Dans un contexte où la quasi totalité des intervenants ont parlé d’islamophobie, mon texte a été qualifié d’optimiste par la modératrice de la session, Madame Fahira Fejzic-Cengic, professeur de communicologie et de journalisme à l’Université de Sarajevo, qui elle aussi avait parlé d’islamophobie! Au cours de la même matinée, le professeur Sayadi a tenu une intervention sur La réception du « Printemps arabe » dans les médias arabes : le cas de la Tunisie. Nos deux interventions furent très bien accueillies.

La conférence s’est poursuivie en fin d’après-midi, au Centre islamique de Zagreb, avec une Table ronde réunissant différents journalistes spécialisés dans le domaine de la religion. Juste avant, nous avions également été invités à assister à la remise des diplômes de fin d’année aux jeunes lycéens du Lycée islamique de Zagreb (qui est reconnu par le Ministère de l’éducation en Croatie).

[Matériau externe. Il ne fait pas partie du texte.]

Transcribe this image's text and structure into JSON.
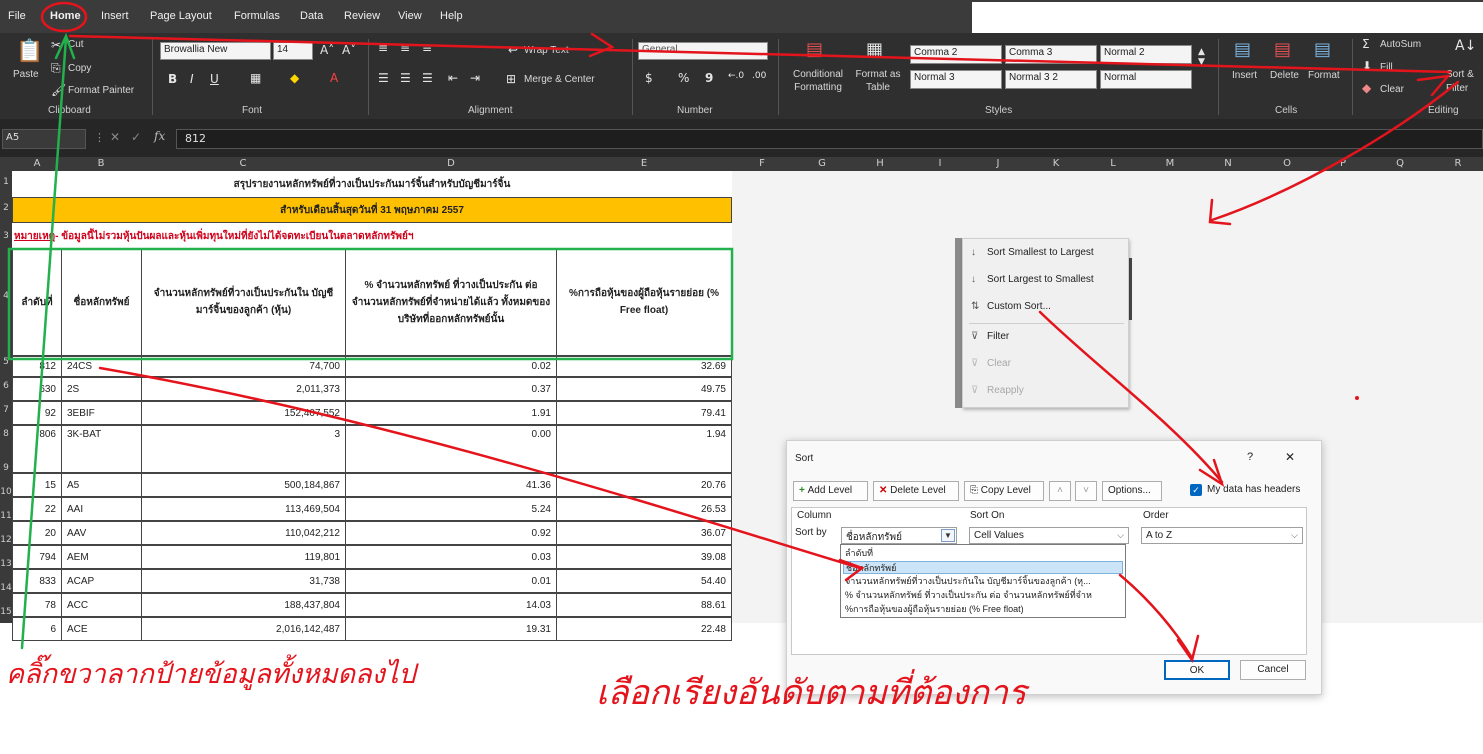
{
  "menu": {
    "tabs": [
      "File",
      "Home",
      "Insert",
      "Page Layout",
      "Formulas",
      "Data",
      "Review",
      "View",
      "Help"
    ]
  },
  "ribbon": {
    "clipboard": {
      "paste": "Paste",
      "cut": "Cut",
      "copy": "Copy",
      "format_painter": "Format Painter",
      "group": "Clipboard"
    },
    "font": {
      "font_name": "Browallia New",
      "font_size": "14",
      "group": "Font"
    },
    "alignment": {
      "wrap_text": "Wrap Text",
      "merge_center": "Merge & Center",
      "group": "Alignment"
    },
    "number": {
      "format": "General",
      "currency": "$",
      "percent": "%",
      "comma": "9",
      "group": "Number"
    },
    "styles": {
      "conditional_formatting": "Conditional Formatting",
      "format_as_table": "Format as Table",
      "cells": [
        "Comma 2",
        "Comma 3",
        "Normal 2",
        "Normal 3",
        "Normal 3 2",
        "Normal"
      ],
      "group": "Styles"
    },
    "cells": {
      "insert": "Insert",
      "delete": "Delete",
      "format": "Format",
      "group": "Cells"
    },
    "editing": {
      "autosum": "AutoSum",
      "fill": "Fill",
      "clear": "Clear",
      "sort_filter": "Sort & Filter",
      "group": "Editing"
    }
  },
  "formula_bar": {
    "name_box": "A5",
    "value": "812"
  },
  "columns": [
    "A",
    "B",
    "C",
    "D",
    "E",
    "F",
    "G",
    "H",
    "I",
    "J",
    "K",
    "L",
    "M",
    "N",
    "O",
    "P",
    "Q",
    "R"
  ],
  "sheet": {
    "title": "สรุปรายงานหลักทรัพย์ที่วางเป็นประกันมาร์จิ้นสำหรับบัญชีมาร์จิ้น",
    "subtitle": "สำหรับเดือนสิ้นสุดวันที่ 31 พฤษภาคม 2557",
    "note_label": "หมายเหตุ",
    "note_text": " - ข้อมูลนี้ไม่รวมหุ้นปันผลและหุ้นเพิ่มทุนใหม่ที่ยังไม่ได้จดทะเบียนในตลาดหลักทรัพย์ฯ",
    "headers": [
      "ลำดับที่",
      "ชื่อหลักทรัพย์",
      "จำนวนหลักทรัพย์ที่วางเป็นประกันใน บัญชีมาร์จิ้นของลูกค้า (หุ้น)",
      "% จำนวนหลักทรัพย์ ที่วางเป็นประกัน ต่อ จำนวนหลักทรัพย์ที่จำหน่ายได้แล้ว ทั้งหมดของบริษัทที่ออกหลักทรัพย์นั้น",
      "%การถือหุ้นของผู้ถือหุ้นรายย่อย (% Free float)"
    ],
    "rows": [
      [
        "812",
        "24CS",
        "74,700",
        "0.02",
        "32.69"
      ],
      [
        "630",
        "2S",
        "2,011,373",
        "0.37",
        "49.75"
      ],
      [
        "92",
        "3EBIF",
        "152,407,552",
        "1.91",
        "79.41"
      ],
      [
        "806",
        "3K-BAT",
        "3",
        "0.00",
        "1.94"
      ],
      [
        "15",
        "A5",
        "500,184,867",
        "41.36",
        "20.76"
      ],
      [
        "22",
        "AAI",
        "113,469,504",
        "5.24",
        "26.53"
      ],
      [
        "20",
        "AAV",
        "110,042,212",
        "0.92",
        "36.07"
      ],
      [
        "794",
        "AEM",
        "119,801",
        "0.03",
        "39.08"
      ],
      [
        "833",
        "ACAP",
        "31,738",
        "0.01",
        "54.40"
      ],
      [
        "78",
        "ACC",
        "188,437,804",
        "14.03",
        "88.61"
      ],
      [
        "6",
        "ACE",
        "2,016,142,487",
        "19.31",
        "22.48"
      ]
    ],
    "row_numbers": [
      "1",
      "2",
      "3",
      "4",
      "5",
      "6",
      "7",
      "8",
      "9",
      "10",
      "11",
      "12",
      "13",
      "14",
      "15"
    ]
  },
  "context_menu": {
    "items": [
      "Sort Smallest to Largest",
      "Sort Largest to Smallest",
      "Custom Sort...",
      "Filter",
      "Clear",
      "Reapply"
    ]
  },
  "sort_dialog": {
    "title": "Sort",
    "help": "?",
    "close": "✕",
    "add_level": "Add Level",
    "delete_level": "Delete Level",
    "copy_level": "Copy Level",
    "options": "Options...",
    "my_data_has_headers": "My data has headers",
    "col_header": "Column",
    "sort_on_header": "Sort On",
    "order_header": "Order",
    "sort_by": "Sort by",
    "column_value": "ชื่อหลักทรัพย์",
    "sort_on_value": "Cell Values",
    "order_value": "A to Z",
    "dropdown_options": [
      "ลำดับที่",
      "ชื่อหลักทรัพย์",
      "จำนวนหลักทรัพย์ที่วางเป็นประกันใน บัญชีมาร์จิ้นของลูกค้า (หุ...",
      "% จำนวนหลักทรัพย์ ที่วางเป็นประกัน ต่อ จำนวนหลักทรัพย์ที่จำห",
      "%การถือหุ้นของผู้ถือหุ้นรายย่อย (% Free float)"
    ],
    "ok": "OK",
    "cancel": "Cancel"
  },
  "annotations": {
    "caption_left": "คลิ๊กขวาลากป้ายข้อมูลทั้งหมดลงไป",
    "caption_right": "เลือกเรียงอันดับตามที่ต้องการ",
    "arrow_color": "#e4141c",
    "green_color": "#22b14c"
  }
}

Samedi 25 avril : Toute la journée s’est passée au Centre islamique. Pendant les pauses, nous pouvions visiter la grande et belle salle de prière de la mosquée, qui comporte une entrée unique pour hommes et femmes, ou bien nous promener et discuter avec les autres intervenants dans l’agréable parc qui entoure le Centre. La dernière session fut terminée par une intervention du mufti Hasanovic, puis la conférence se clôtura par la lecture et l’approbation d’une déclaration finale. S’ensuivit un dernier repas en commun et de chaleureuses salutations.


Aziz Efendi Hasanovic, mufti actuel de Croatie et le recteur de l'université

Que retenir de ce voyage ? D’abord l’accueil chaleureux de tous ceux qui se sont dévoués pour nous faciliter le séjour : les frères de la Province dominicaine de Croatie qui nous ont logés les premiers jours, la Petite Sœur Vesna qui nous a servi de guide et traductrice, le pasteur baptiste Tomo Magda et son épouse très intéressés par les initiatives de paix, les organisateurs de la conférence qui nous ont fait confiance en acceptant nos thèmes, le professeur Tomislav Kovac (que nous aurions tout à gagner à l’inviter au Maghreb!) par son ouverture et la richesse de ses contacts, ceux qui ont mis à notre disposition voitures, appartements, amitiés et – ce qui est une denrée de plus en plus rare! – leur temps pour nous écouter.


P. José avec le mufti émérite Ševko Efendi Omerbašic

L’islam de Croatie avec sa présence incontestable en Europe centrale et qui partage à part entière la citoyenneté, la langue, les origines ethniques (je n’ai jamais vu tant de musulmans blonds et avec des yeux bleus!). Et des pans entier de la culture croate me semblent un modèle à étudier en Algérie, pour nous qui, à l’AIDA, nous sommes définis comme Église citoyenne. De même, je repars avec les images d’une Église catholique vivante et dynamique que nous pourrions aussi inviter à mieux nous connaître!